Springer preaches purpose with each plate appearance and the Lions have bought into every bit of his program.

“There are a lot of guys who say, ‘I want to hit .400 this year,’ ” Dougherty explained. “We focus on doing a job for the team when you get up to the plate – having a good quality at-bat average rather than a good batting average.

“In the long run, that’s going to lead to team success.”

The team batting average has gone up 20 points each year since Vlahovic installed the Quality At-Bats approach to hitting. At the end of the season, Vlahovic doles out a special trophy to the player with the most QABs.

“Baseball is a difficult game to play and it will humble you very quickly,” the manager explained.

“Failure is built into the game.
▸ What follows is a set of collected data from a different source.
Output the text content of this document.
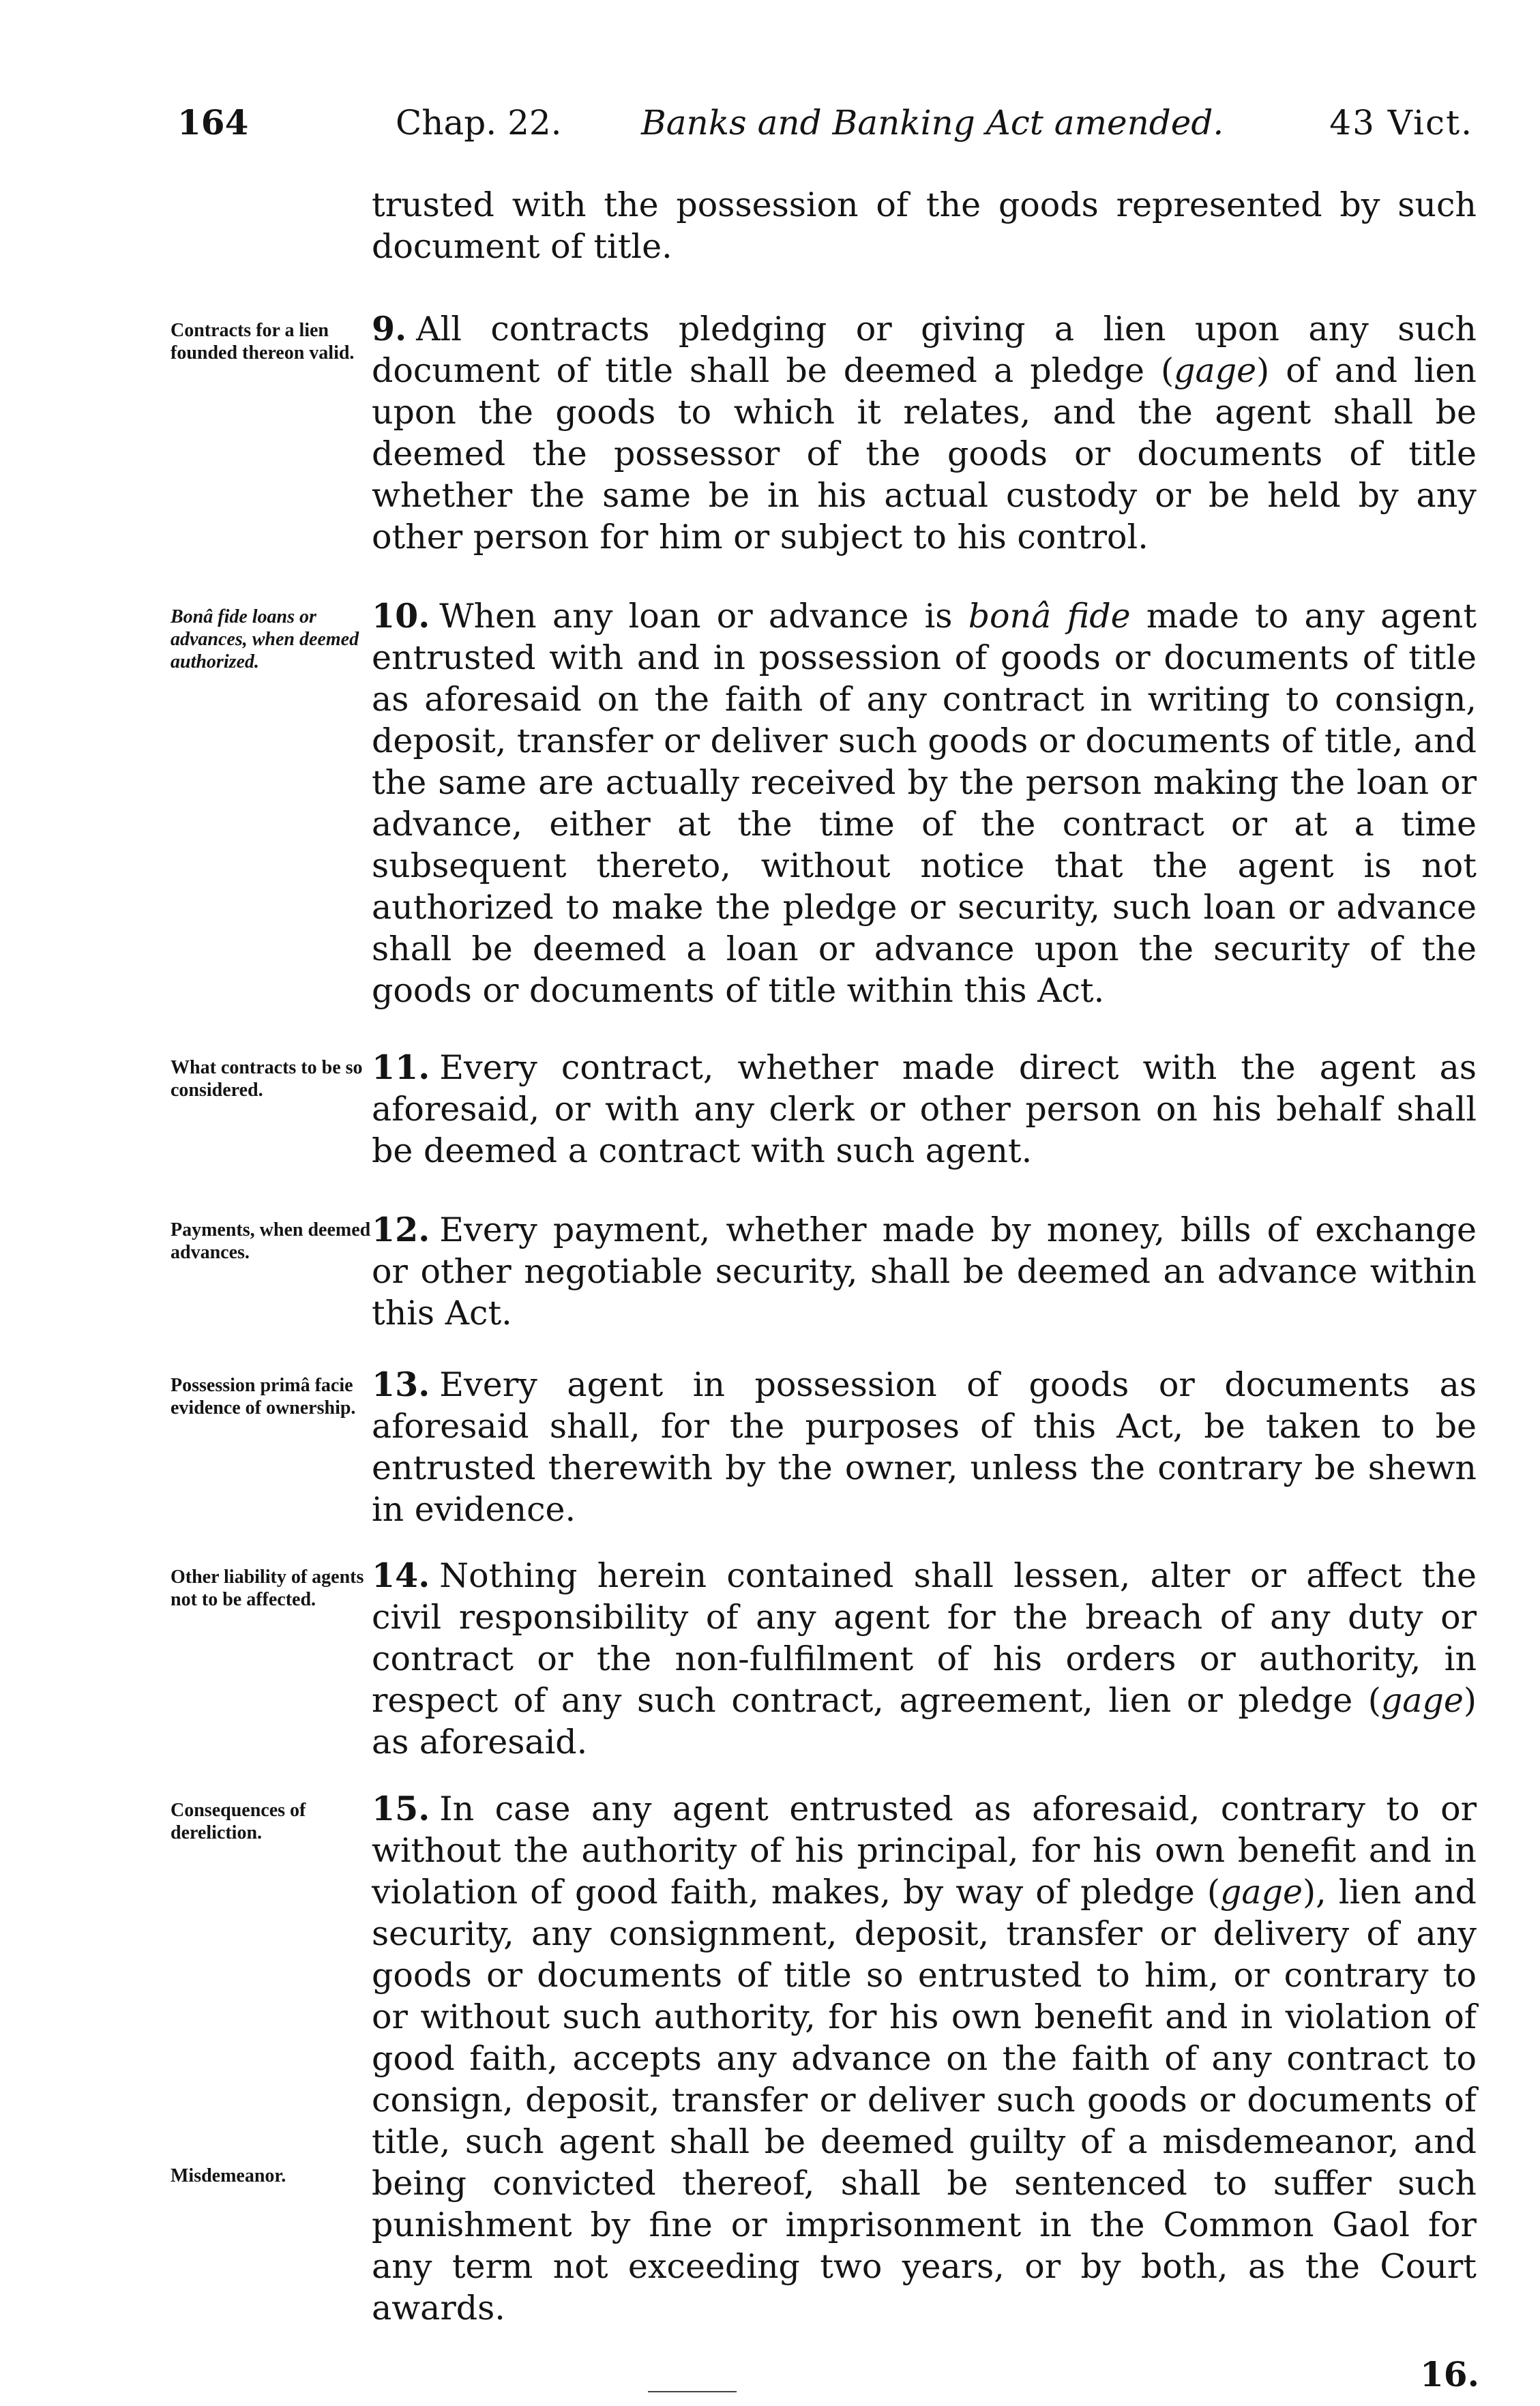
164	Chap. 22. Banks and Banking Act amended.	43 Vict.

trusted with the possession of the goods represented by such document of title.

Contracts for a lien founded thereon valid.

9. All contracts pledging or giving a lien upon any such document of title shall be deemed a pledge (gage) of and lien upon the goods to which it relates, and the agent shall be deemed the possessor of the goods or documents of title whether the same be in his actual custody or be held by any other person for him or subject to his control.

Bonâ fide loans or advances, when deemed authorized.

10. When any loan or advance is bonâ fide made to any agent entrusted with and in possession of goods or documents of title as aforesaid on the faith of any contract in writing to consign, deposit, transfer or deliver such goods or documents of title, and the same are actually received by the person making the loan or advance, either at the time of the contract or at a time subsequent thereto, without notice that the agent is not authorized to make the pledge or security, such loan or advance shall be deemed a loan or advance upon the security of the goods or documents of title within this Act.

What contracts to be so considered.

11. Every contract, whether made direct with the agent as aforesaid, or with any clerk or other person on his behalf shall be deemed a contract with such agent.

Payments, when deemed advances.

12. Every payment, whether made by money, bills of exchange or other negotiable security, shall be deemed an advance within this Act.

Possession primâ facie evidence of ownership.

13. Every agent in possession of goods or documents as aforesaid shall, for the purposes of this Act, be taken to be entrusted therewith by the owner, unless the contrary be shewn in evidence.

Other liability of agents not to be affected.

14. Nothing herein contained shall lessen, alter or affect the civil responsibility of any agent for the breach of any duty or contract or the non-fulfilment of his orders or authority, in respect of any such contract, agreement, lien or pledge (gage) as aforesaid.

Consequences of dereliction.
Misdemeanor.

15. In case any agent entrusted as aforesaid, contrary to or without the authority of his principal, for his own benefit and in violation of good faith, makes, by way of pledge (gage), lien and security, any consignment, deposit, transfer or delivery of any goods or documents of title so entrusted to him, or contrary to or without such authority, for his own benefit and in violation of good faith, accepts any advance on the faith of any contract to consign, deposit, transfer or deliver such goods or documents of title, such agent shall be deemed guilty of a misdemeanor, and being convicted thereof, shall be sentenced to suffer such punishment by fine or imprisonment in the Common Gaol for any term not exceeding two years, or by both, as the Court awards.

16.
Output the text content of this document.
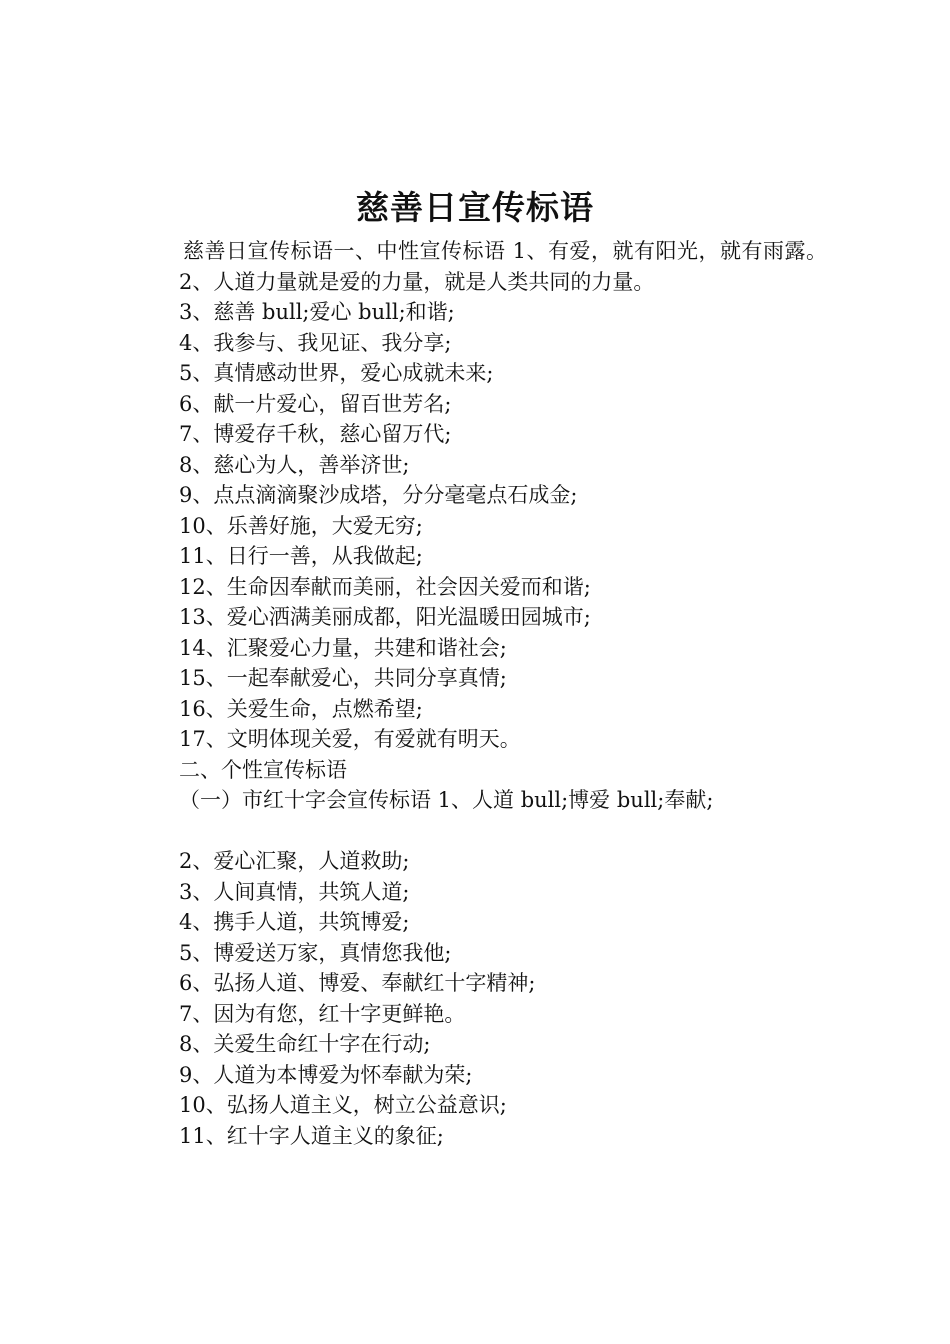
慈善日宣传标语

慈善日宣传标语一、中性宣传标语 1、有爱，就有阳光，就有雨露。

2、人道力量就是爱的力量，就是人类共同的力量。

3、慈善 bull;爱心 bull;和谐;

4、我参与、我见证、我分享;

5、真情感动世界，爱心成就未来;

6、献一片爱心，留百世芳名;

7、博爱存千秋，慈心留万代;

8、慈心为人，善举济世;

9、点点滴滴聚沙成塔，分分毫毫点石成金;

10、乐善好施，大爱无穷;

11、日行一善，从我做起;

12、生命因奉献而美丽，社会因关爱而和谐;

13、爱心洒满美丽成都，阳光温暖田园城市;

14、汇聚爱心力量，共建和谐社会;

15、一起奉献爱心，共同分享真情;

16、关爱生命，点燃希望;

17、文明体现关爱，有爱就有明天。

二、个性宣传标语

（一）市红十字会宣传标语 1、人道 bull;博爱 bull;奉献;

2、爱心汇聚，人道救助;

3、人间真情，共筑人道;

4、携手人道，共筑博爱;

5、博爱送万家，真情您我他;

6、弘扬人道、博爱、奉献红十字精神;

7、因为有您，红十字更鲜艳。

8、关爱生命红十字在行动;

9、人道为本博爱为怀奉献为荣;

10、弘扬人道主义，树立公益意识;

11、红十字人道主义的象征;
We teach the guys it’s not really failing; it’s an opportunity to learn something.”

As the skipper, Vlahovic focuses on the mental aspects of the game – taking one pitch at a time, learning how to breathe. He said many coaches bypass what he considers the game’s focal point.

“When you ask most coaches and players how much of the game is mental, they’ll say, ‘Anywhere from 80 to 95 percent,’ ” the coach explained. “Then you ask that same coach or player how much time do you spend on the mental aspects and they’ll probably tell you ‘zero.’ ”

Vlahovic has guided the team since the 2011 season. Before then, former skipper Matt Schram led New Hope to back-to-back district titles in 2008 and ’09. The coaches and players believe this team is also poised to repeat as District One champs.

“We can defend our District One title; that’s one of our goals,” Vlahovic admitted.

“I feel extremely confident in our ability to repeat,” Dougherty added. “But we can’t rest on what we did last year; we need to work even harder to get back there.

“We’re going to have a target on our backs because people know we’re a good team. With the team we have, I feel confident we can go back-to-back; there’s just so much trust among all of these guys.”

Leading the Lions back onto the field is senior righthander Matt Benda, a first-team all-BAL Independence nominee who blanked both opponents in districts last year; he tossed a complete-game three-hitter in the district title tilt.

After going 9-2 last season, Benda will have plenty of help on the hill this year from an arsenal of eight New Hope pitchers, including southpaw Tucker Wittman, a senior who earned second-team all-BAL honors as a junior on the mound and as a utility infielder who led the team in batting, hitting .532.

Deven Smith, a 6’3”, 200-pound sophomore who also starts in the outfield, is back as the team’s closer, a role he thrived in last year.

“He has ice in his veins; he would come into the game late and wouldn’t flinch,” Vlahovic explained. “For a 14-year-old, that’s pretty impressive.”

Junior Connor Campbell is the Lions’ other corner outfielder, so New Hope has plenty of veteran leadership to rake in fly balls. Of course, Mertz and Gawason are back at their respective posts in the infield and they’re joined by junior Mike Lehman, who is also returning.

Brand new behind the plate is catcher John Mangan, who takes the position at backstop for the departed Dan Doherty, the second-leading hitter in 2017 after batting .482. Dan’s brother, Blake, a 6’3”, 215-pound junior who also pitches, takes over at first base for the departed Brendan Shadle, who earned the team QAB trophy last year.

For the third straight season, the Lions are hosting what they call their Unified Game on April 14. Held each year in support of Special Olympics, the game pits the New Hope varsity team against a group of players from neighboring Solebury School. Selected Special Olympians pitch and catch.

“They’re given a gift to be able to play a sport,” Vlahovic explained. “It’s important that they realize that and that they give back to people who don’t have those opportunities.”

Vlahovic is hoping that the idea catches on and that other schools agree to participate in the Special Olympics event.